VMware’s new offerings saw increased traction in 2015

Previously in the series, we discussed VMware’s (VMW) revenues and operating segment growth in fiscal 4Q15 and 2015. On a YoY (year-over-year) basis, VMW’s fiscal 4Q15 and 2015 revenues grew by 10% and 9%, respectively. In constant currency terms, fiscal 4Q15 and 2015 revenues grew by 125 basis points on a YoY basis.

VMware stated that the company’s transition towards new offerings like “NSX, End-User Computing and Virtual SAN” bore results. The company’s NSX and Virtual SAN segments recorded triple-digit growth in fiscal 2015.

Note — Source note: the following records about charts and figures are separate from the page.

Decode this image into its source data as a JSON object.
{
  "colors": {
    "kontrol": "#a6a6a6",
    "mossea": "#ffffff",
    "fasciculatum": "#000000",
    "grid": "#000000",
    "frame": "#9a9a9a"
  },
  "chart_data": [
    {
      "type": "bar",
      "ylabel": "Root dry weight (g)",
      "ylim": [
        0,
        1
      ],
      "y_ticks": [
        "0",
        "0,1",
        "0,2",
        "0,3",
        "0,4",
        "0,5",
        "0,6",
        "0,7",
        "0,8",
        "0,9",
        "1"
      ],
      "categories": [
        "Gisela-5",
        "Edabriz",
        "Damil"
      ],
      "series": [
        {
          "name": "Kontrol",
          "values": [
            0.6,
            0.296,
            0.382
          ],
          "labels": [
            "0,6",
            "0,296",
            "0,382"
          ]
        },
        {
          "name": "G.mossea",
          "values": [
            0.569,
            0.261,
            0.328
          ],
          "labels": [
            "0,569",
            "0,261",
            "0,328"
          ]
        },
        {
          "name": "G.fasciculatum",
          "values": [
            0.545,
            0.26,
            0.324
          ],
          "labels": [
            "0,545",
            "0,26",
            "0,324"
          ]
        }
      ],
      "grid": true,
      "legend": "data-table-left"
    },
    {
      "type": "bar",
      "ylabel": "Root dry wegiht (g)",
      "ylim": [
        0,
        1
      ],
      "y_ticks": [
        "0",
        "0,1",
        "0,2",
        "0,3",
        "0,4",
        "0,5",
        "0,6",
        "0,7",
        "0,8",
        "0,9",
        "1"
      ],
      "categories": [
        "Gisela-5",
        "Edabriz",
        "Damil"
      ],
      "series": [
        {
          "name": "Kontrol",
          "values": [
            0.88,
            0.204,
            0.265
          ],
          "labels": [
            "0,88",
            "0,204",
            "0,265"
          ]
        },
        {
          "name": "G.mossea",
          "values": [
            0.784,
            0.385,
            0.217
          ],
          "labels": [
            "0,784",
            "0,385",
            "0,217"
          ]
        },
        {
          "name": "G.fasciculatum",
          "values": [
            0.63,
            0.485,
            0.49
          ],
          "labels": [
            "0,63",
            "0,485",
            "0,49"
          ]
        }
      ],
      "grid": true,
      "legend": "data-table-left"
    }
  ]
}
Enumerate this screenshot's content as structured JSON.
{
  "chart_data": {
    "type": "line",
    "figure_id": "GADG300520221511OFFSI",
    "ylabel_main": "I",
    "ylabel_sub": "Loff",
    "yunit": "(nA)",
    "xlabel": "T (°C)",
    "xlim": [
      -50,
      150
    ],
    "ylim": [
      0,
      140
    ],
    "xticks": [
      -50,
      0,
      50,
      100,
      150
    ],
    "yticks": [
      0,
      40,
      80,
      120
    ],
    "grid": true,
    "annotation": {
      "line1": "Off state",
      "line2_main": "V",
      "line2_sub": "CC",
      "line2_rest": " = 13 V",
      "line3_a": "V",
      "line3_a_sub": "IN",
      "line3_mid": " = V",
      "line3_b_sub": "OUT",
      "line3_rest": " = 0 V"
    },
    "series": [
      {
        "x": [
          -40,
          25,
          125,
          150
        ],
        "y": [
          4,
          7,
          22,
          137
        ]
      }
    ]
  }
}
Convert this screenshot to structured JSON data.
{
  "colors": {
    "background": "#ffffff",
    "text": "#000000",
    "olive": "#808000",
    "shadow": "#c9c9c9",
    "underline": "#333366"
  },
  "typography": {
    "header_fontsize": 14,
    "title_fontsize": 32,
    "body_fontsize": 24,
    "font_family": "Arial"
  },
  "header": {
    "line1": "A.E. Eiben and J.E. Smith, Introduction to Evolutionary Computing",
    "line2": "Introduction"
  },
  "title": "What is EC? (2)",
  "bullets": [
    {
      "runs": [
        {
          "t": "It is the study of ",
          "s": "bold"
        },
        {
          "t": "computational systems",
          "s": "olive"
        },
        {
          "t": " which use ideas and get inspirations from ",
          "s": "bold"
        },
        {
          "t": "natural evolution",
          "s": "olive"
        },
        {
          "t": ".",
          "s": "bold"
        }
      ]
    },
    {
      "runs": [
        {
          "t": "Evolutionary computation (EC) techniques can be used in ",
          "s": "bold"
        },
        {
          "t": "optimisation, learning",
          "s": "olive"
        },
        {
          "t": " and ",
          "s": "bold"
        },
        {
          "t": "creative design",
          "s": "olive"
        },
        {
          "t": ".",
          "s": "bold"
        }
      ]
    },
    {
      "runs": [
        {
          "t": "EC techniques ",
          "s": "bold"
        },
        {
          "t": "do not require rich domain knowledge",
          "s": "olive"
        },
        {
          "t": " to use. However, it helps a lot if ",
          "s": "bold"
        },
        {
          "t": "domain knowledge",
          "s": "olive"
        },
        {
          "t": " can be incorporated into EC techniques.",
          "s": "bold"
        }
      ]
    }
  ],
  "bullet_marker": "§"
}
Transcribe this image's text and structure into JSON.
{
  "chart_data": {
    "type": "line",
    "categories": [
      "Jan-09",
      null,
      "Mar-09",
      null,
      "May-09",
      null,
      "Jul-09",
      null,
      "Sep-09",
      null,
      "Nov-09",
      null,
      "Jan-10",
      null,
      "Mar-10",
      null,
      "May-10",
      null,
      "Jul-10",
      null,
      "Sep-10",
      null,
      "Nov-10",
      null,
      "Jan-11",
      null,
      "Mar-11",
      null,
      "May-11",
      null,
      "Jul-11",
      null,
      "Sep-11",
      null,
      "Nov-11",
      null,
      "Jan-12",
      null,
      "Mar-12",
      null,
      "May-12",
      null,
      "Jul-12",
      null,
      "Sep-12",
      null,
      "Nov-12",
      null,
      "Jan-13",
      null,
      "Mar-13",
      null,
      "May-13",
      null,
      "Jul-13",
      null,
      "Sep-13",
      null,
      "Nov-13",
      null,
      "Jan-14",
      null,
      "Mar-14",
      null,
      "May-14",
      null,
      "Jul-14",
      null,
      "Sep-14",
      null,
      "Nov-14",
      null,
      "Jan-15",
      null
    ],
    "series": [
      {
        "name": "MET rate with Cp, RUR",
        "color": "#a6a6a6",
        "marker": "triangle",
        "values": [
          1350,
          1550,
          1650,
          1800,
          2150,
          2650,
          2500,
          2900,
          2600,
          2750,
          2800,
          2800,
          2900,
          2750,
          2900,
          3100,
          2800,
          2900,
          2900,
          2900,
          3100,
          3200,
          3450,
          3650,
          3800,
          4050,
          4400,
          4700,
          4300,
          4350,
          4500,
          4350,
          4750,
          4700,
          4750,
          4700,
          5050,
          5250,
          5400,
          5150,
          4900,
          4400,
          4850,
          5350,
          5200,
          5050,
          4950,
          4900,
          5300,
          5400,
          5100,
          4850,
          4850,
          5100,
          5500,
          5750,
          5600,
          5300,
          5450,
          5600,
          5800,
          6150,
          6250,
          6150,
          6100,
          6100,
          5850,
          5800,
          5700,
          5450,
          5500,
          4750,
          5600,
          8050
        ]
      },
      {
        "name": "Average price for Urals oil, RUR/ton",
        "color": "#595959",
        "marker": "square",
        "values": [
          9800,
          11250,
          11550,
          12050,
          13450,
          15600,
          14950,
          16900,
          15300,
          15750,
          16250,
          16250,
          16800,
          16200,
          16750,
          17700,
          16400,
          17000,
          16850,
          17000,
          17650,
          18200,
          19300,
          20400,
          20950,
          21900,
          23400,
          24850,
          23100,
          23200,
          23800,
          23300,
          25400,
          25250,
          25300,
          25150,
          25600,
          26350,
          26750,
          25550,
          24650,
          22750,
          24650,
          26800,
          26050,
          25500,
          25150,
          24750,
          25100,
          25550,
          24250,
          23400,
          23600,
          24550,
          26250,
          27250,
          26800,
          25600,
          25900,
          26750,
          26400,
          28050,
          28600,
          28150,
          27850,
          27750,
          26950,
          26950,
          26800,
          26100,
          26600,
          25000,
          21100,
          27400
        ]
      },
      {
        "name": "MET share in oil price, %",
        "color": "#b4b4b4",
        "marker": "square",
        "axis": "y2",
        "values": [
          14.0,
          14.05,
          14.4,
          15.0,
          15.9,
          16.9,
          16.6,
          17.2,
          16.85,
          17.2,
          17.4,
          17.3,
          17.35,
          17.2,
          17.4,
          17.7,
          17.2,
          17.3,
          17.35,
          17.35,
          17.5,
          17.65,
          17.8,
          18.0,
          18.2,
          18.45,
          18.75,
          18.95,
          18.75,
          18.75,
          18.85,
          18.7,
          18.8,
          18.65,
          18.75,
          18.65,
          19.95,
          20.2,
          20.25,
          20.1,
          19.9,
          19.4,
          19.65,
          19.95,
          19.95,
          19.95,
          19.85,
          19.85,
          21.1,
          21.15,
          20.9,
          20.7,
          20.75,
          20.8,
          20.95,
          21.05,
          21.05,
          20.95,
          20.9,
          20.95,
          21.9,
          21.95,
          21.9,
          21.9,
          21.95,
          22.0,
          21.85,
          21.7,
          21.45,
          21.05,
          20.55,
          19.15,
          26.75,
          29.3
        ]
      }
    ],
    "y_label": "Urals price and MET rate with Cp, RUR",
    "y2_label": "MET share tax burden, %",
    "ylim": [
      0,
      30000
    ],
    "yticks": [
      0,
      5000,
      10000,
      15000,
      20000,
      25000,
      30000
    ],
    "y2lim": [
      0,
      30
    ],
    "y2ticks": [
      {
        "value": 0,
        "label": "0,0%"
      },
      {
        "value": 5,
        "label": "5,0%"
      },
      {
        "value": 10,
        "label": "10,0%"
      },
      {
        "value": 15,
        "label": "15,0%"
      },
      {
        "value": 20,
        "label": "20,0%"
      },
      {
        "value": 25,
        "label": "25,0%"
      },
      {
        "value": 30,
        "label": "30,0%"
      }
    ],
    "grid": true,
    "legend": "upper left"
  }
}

What Factors Drove VMware’s 2015 Growth?

NSX, a part of VMware’s SDDC (software-defined data center) architecture, is a virtual networking and security software platform. VMware stated that NSX, which is its network virtualization business, grew more than 100% on a YoY basis, which led it to achieve an annual bookings run rate of $600 million. VMware’s end-user computing, AirWatch, grew 30% on a YoY basis, which brought the annual bookings run rate to $1.2 billion in 2015. VMW’s Virtual SAN, which is preferred by companies who want to keep their computing and storage in one box, reported a growth of approximately 200% on a YoY basis that enabled its annual bookings run rate to be over $100 million in 2015.

Developments in storage and hyper-converged infrastructure space

VMware’s Virtual SAN is the company’s virtual storage offering in the HCI (hyper-converged infrastructure) space. According to TechTarget, “A hyper-converged infrastructure product includes storage, servers and networking all in neat little nodes — but some assembly may be required.”

Hyper-converged infrastructure startups like Nutanix and SimpliVity could serve as a good fit for large server or storage vendors. Some of these vendors already have partnerships with global systems vendors like Dell, Hewlett-Packard (HPQ), and Cisco Systems (CSCO). Dell made news in late 2015 when it announced the proposed acquisition of EMC (EMC) for $67 billion. EMC controls an 80% stake in VMware. In a later part of the series, we will discuss the uncertainties hovering around VMW due to the Dell-EMC deal.

Investors who want broad-based exposure to VMware can consider investing in the iShares Russell 1000 Growth ETF (IWF). IWF invests ~13% of its holdings in application software and ~0.04% of its holdings in VMW.